Good intentions are cheap. I do not mean that cynically. I mean it technically. Intentions are the starting point, not the destination. They are necessary but nowhere near sufficient. The people I most respect in public life are the ones who paired their intentions with a serious investment in actually knowing things, not just feeling strongly about them.
Feeling strongly is easy. It requires nothing. Knowing things, really knowing them, knowing the history of a policy and why it was designed the way it was, knowing what the research says and where the research falls short, knowing the legal framework and its limits, that requires time and discipline and the willingness to be wrong in front of people who know more than you. That discomfort is not a side effect of serious education. It is the point of it.
I have been working as a paralegal long enough to know what I do not know. And the list is specific enough now that I can match it to a course of study. That specificity matters. It is the difference between going back to school because it seems like the right move and going back to school because you can name exactly what you are going there to get.
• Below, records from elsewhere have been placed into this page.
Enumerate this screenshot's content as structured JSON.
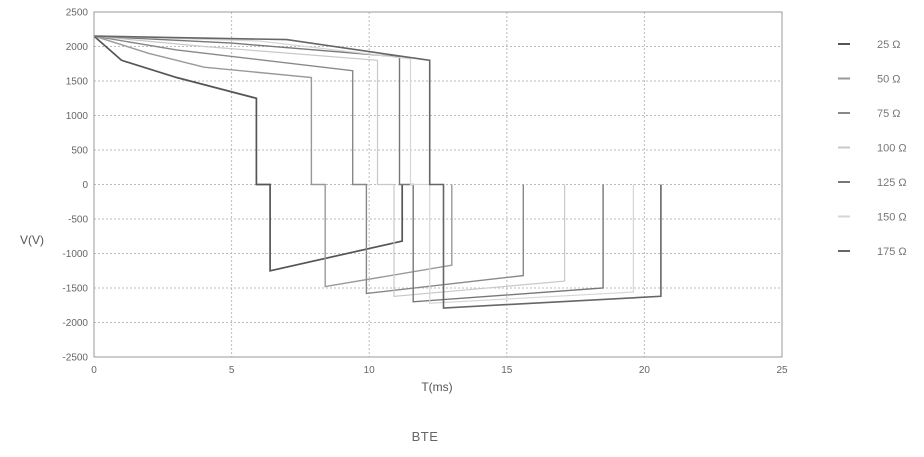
{
  "chart_data": {
    "type": "line",
    "title": "",
    "caption": "BTE",
    "xlabel": "T(ms)",
    "ylabel": "V(V)",
    "xlim": [
      0,
      25
    ],
    "ylim": [
      -2500,
      2500
    ],
    "xticks": [
      0,
      5,
      10,
      15,
      20,
      25
    ],
    "yticks": [
      2500,
      2000,
      1500,
      1000,
      500,
      0,
      -500,
      -1000,
      -1500,
      -2000,
      -2500
    ],
    "grid": true,
    "legend_position": "right",
    "series": [
      {
        "name": "25 Ω",
        "color": "#555555",
        "width": 1.7,
        "x": [
          0,
          1,
          3,
          5.9,
          5.9,
          6.4,
          6.4,
          11.2,
          11.2
        ],
        "y": [
          2150,
          1800,
          1550,
          1250,
          0,
          0,
          -1250,
          -820,
          0
        ]
      },
      {
        "name": "50 Ω",
        "color": "#999999",
        "width": 1.4,
        "x": [
          0,
          2,
          4,
          7.9,
          7.9,
          8.4,
          8.4,
          13.0,
          13.0
        ],
        "y": [
          2150,
          1900,
          1700,
          1550,
          0,
          0,
          -1480,
          -1170,
          0
        ]
      },
      {
        "name": "75 Ω",
        "color": "#888888",
        "width": 1.4,
        "x": [
          0,
          3,
          9.4,
          9.4,
          9.9,
          9.9,
          15.6,
          15.6
        ],
        "y": [
          2150,
          1950,
          1650,
          0,
          0,
          -1580,
          -1320,
          0
        ]
      },
      {
        "name": "100 Ω",
        "color": "#c8c8c8",
        "width": 1.2,
        "x": [
          0,
          4,
          10.3,
          10.3,
          10.9,
          10.9,
          17.1,
          17.1
        ],
        "y": [
          2150,
          2000,
          1800,
          0,
          0,
          -1620,
          -1400,
          0
        ]
      },
      {
        "name": "125 Ω",
        "color": "#777777",
        "width": 1.4,
        "x": [
          0,
          5,
          11.1,
          11.1,
          11.6,
          11.6,
          18.5,
          18.5
        ],
        "y": [
          2150,
          2050,
          1850,
          0,
          0,
          -1700,
          -1500,
          0
        ]
      },
      {
        "name": "150 Ω",
        "color": "#d6d6d6",
        "width": 1.2,
        "x": [
          0,
          6,
          11.5,
          11.5,
          12.2,
          12.2,
          19.6,
          19.6
        ],
        "y": [
          2150,
          2080,
          1820,
          0,
          0,
          -1720,
          -1560,
          0
        ]
      },
      {
        "name": "175 Ω",
        "color": "#666666",
        "width": 1.6,
        "x": [
          0,
          7,
          12.2,
          12.2,
          12.7,
          12.7,
          20.6,
          20.6
        ],
        "y": [
          2150,
          2100,
          1800,
          0,
          0,
          -1790,
          -1620,
          0
        ]
      }
    ]
  }
}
There is also something I want to say about timing, because a lot of people in similar seasons of life use fullness as a reason to wait. I understand the logic. The kids are young. The work is demanding. The margins are tight. Add a degree program on top of all of that and something is going to give.
That is probably true. Something will give. The question is whether what gives is worth the cost of what you gain. And for me, when I measure that honestly, the answer is yes.
Here is what I have noticed about having people depend on you. It does not make ambition harder to justify. It makes it easier. When you are responsible for a family, for children who are watching how you move through the world, the cost of being underprepared is not a hypothetical. You feel it in real time. And that feeling is clarifying in ways that comfort and convenience never are. It is a lot harder to talk yourself out of hard work when the stakes have a face.
My kids will not remember the season when I was tired and studying late. But they will grow up watching a father who decided that the life he wanted to build for them was worth doing the uncomfortable thing to get there. That is the model I am trying to set, not because I am performing it for them, but because I actually believe it. The work matters. The preparation matters. And showing up halfway because life is full is not really showing up at all.
The degree is in Public Policy and Law. I am starting in August. By the time I finish, I want to be the kind of person who can sit down with a community problem and actually diagnose it well, trace it back to its policy roots, understand what has been tried and why it did not work, and propose something better with enough knowledge behind it to be taken seriously.
That is the goal. Not prestige. Not a title. The capacity to be genuinely useful to the people and the community I care about. Everything else follows from that.